The coverage of the launch has been extensive in more mainstream financial news, so we will look at how the predicted potential implications from last month are shaping up. As of 31 Jan, there was a net inflow of $1.46 billion across all eleven spot ETFs. The three biggest flows comprised a $5.6 billion outflow from Grayscale (GBTC) and inflows of $2.7 billion and $2.4 billion into Blackrock’s and Fidelity’s ETFs, respectively. Grayscale was the legacy ETT (exchange traded trust) with $20 billion AUM, which converted to an ETF and offered redemptions for the first time. Its outflow has been attributed to its higher fees than its peers and investors, such as the FTX estate (which sold $1 billion), seeking liquidity at the first opportunity.

 

Now, reviewing the predicated implications of the ETF:

 

1.     Speculators betting on new ETF products

Ethereum (ETH) is the next digital asset in line to have a spot ETF, with May 23 rumoured as the likely approval or rejection date. Below is the chart of ETH/BTC from 1 January to 8 February 2024. Straight after the launch of the Bitcoin ETF, Ethereum appreciated massively (relatively to BTC) as speculators rotated from Bitcoin to Ethereum; however, since then, Ethereum has slowly weakened. and returned to just above the beginning of the year price.
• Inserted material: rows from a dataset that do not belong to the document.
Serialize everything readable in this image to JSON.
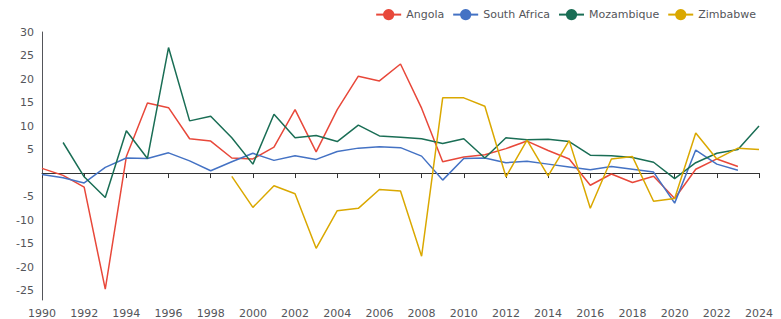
{
  "chart_data": {
    "type": "line",
    "x": [
      1990,
      1991,
      1992,
      1993,
      1994,
      1995,
      1996,
      1997,
      1998,
      1999,
      2000,
      2001,
      2002,
      2003,
      2004,
      2005,
      2006,
      2007,
      2008,
      2009,
      2010,
      2011,
      2012,
      2013,
      2014,
      2015,
      2016,
      2017,
      2018,
      2019,
      2020,
      2021,
      2022,
      2023,
      2024
    ],
    "series": [
      {
        "name": "Angola",
        "color": "#e8483a",
        "values": [
          1.0,
          -0.5,
          -3.0,
          -24.7,
          3.5,
          14.9,
          13.9,
          7.3,
          6.8,
          3.2,
          3.0,
          5.5,
          13.5,
          4.5,
          13.5,
          20.6,
          19.6,
          23.2,
          13.8,
          2.4,
          3.4,
          3.9,
          5.2,
          6.8,
          4.8,
          3.0,
          -2.6,
          -0.2,
          -2.0,
          -0.7,
          -5.4,
          0.8,
          3.0,
          1.4,
          null
        ]
      },
      {
        "name": "South Africa",
        "color": "#4472c4",
        "values": [
          -0.3,
          -1.0,
          -2.1,
          1.2,
          3.2,
          3.1,
          4.3,
          2.6,
          0.5,
          2.4,
          4.2,
          2.7,
          3.7,
          2.9,
          4.6,
          5.3,
          5.6,
          5.4,
          3.6,
          -1.5,
          3.1,
          3.2,
          2.2,
          2.5,
          1.9,
          1.3,
          0.7,
          1.4,
          0.8,
          0.2,
          -6.4,
          4.9,
          1.9,
          0.6,
          null
        ]
      },
      {
        "name": "Mozambique",
        "color": "#1a6e55",
        "values": [
          null,
          6.5,
          -0.8,
          -5.2,
          9.0,
          3.1,
          26.7,
          11.1,
          12.1,
          7.5,
          1.9,
          12.5,
          7.5,
          8.0,
          6.7,
          10.2,
          7.9,
          7.6,
          7.3,
          6.3,
          7.3,
          3.2,
          7.5,
          7.1,
          7.2,
          6.7,
          3.8,
          3.7,
          3.3,
          2.3,
          -1.2,
          2.2,
          4.2,
          5.0,
          10.0
        ]
      },
      {
        "name": "Zimbabwe",
        "color": "#daa800",
        "values": [
          null,
          null,
          null,
          null,
          null,
          null,
          null,
          null,
          null,
          -0.7,
          -7.3,
          -2.7,
          -4.4,
          -16.0,
          -8.0,
          -7.5,
          -3.5,
          -3.8,
          -17.7,
          16.0,
          16.0,
          14.2,
          -0.8,
          7.0,
          -0.6,
          6.9,
          -7.5,
          3.0,
          3.5,
          -6.0,
          -5.4,
          8.5,
          3.0,
          5.3,
          5.0
        ]
      }
    ],
    "xlim": [
      1990,
      2024
    ],
    "ylim": [
      -27,
      30
    ],
    "xticks": [
      1990,
      1992,
      1994,
      1996,
      1998,
      2000,
      2002,
      2004,
      2006,
      2008,
      2010,
      2012,
      2014,
      2016,
      2018,
      2020,
      2022,
      2024
    ],
    "yticks": [
      -25,
      -20,
      -15,
      -10,
      -5,
      5,
      10,
      15,
      20,
      25,
      30
    ],
    "grid": false,
    "legend": "upper right"
  }
}
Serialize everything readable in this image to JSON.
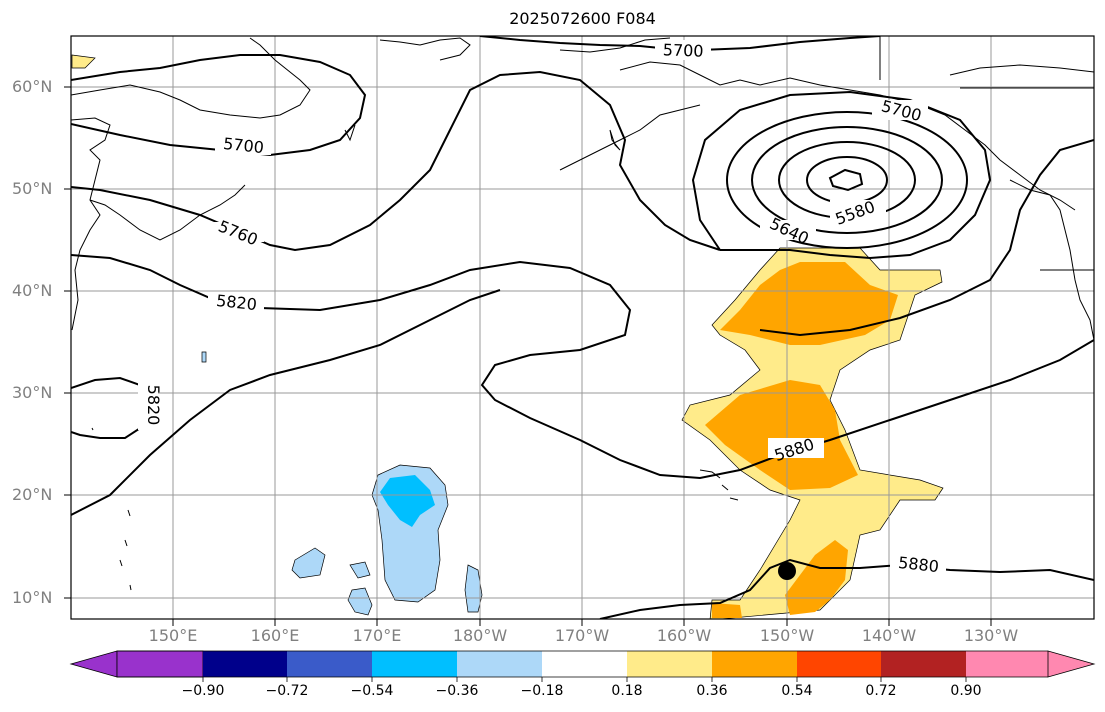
{
  "title": "2025072600 F084",
  "map": {
    "lat_labels": [
      "60°N",
      "50°N",
      "40°N",
      "30°N",
      "20°N",
      "10°N"
    ],
    "lon_labels": [
      "150°E",
      "160°E",
      "170°E",
      "180°W",
      "170°W",
      "160°W",
      "150°W",
      "140°W",
      "130°W"
    ],
    "contour_labels": [
      "5700",
      "5700",
      "5700",
      "5760",
      "5820",
      "5820",
      "5640",
      "5580",
      "5880",
      "5880"
    ],
    "storm_marker": "black-dot"
  },
  "colorbar": {
    "ticks": [
      "−0.90",
      "−0.72",
      "−0.54",
      "−0.36",
      "−0.18",
      "0.18",
      "0.36",
      "0.54",
      "0.72",
      "0.90"
    ],
    "colors": [
      "#9932cc",
      "#00008b",
      "#3a5bc9",
      "#00bfff",
      "#add8f8",
      "#ffffff",
      "#ffeb8a",
      "#ffa500",
      "#ff4500",
      "#b22222",
      "#ff88b0"
    ]
  }
}
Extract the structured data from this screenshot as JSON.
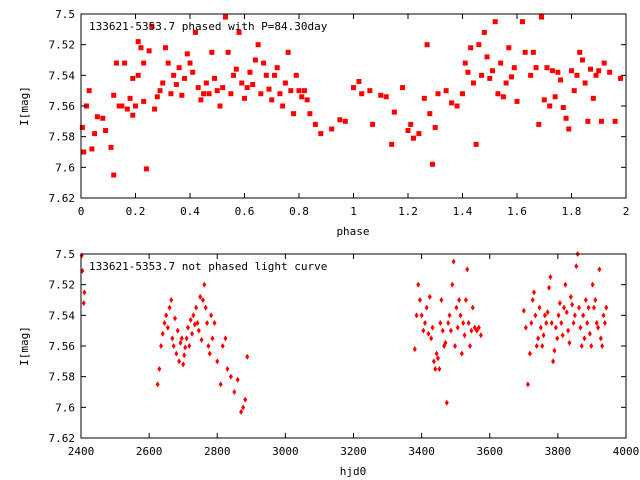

So far, the early speculators were wrong to assume more assets would flow into Ethereum. We will keep monitoring this as we approach the potential approval date.



2.     Renewed attention

The chart below is the 24-hour trade volume across all digital assets from 1 August 2023 to 8 February 2024. Although it's cyclical (the dips are weekends, which are typically low volume), there has been a clear increase in trading volume across all assets since last year, with the average volume increasing from c.$25 billion to c.$75 billion for January 2024. Despite the increase, this is lower than the c.$150 billion average trade volume seen in January 2021. The market has picked up, but history shows that activity can still increase much further.




3.     Rising tide

If traders were allocating further out onto the risk curve, then one would expect to see the market capitalisation of all tokens, excluding Bitcoin, to increase. Below is a graph of the market capitalisation excluding Bitcoin from 1 January 2024. It hasn’t yet increased as expected. Although the market expected more growth prior to the spot Bitcoin ETF, given the disappointing price action of Bitcoin over the month, one shouldn’t be surprised by the lack of growth of the riskier digital assets.

 


Overall, the impact of the ETFs has been felt in the trading volume but not in the price action of digital assets. Bitcoin’s weak price performance for the month (up only 0.7%) has been a major factor in the delay in the ‘rising tide’ prediction. Bitcoin’s poor price action has been attributed to GBTC’s strong outflow, which overwhelmed the other inflows for much of the month. However, this is now beginning to slow as 25% of GBTC has already been redeemed, so the true impact of inflows can only be assessed once this subsides in February.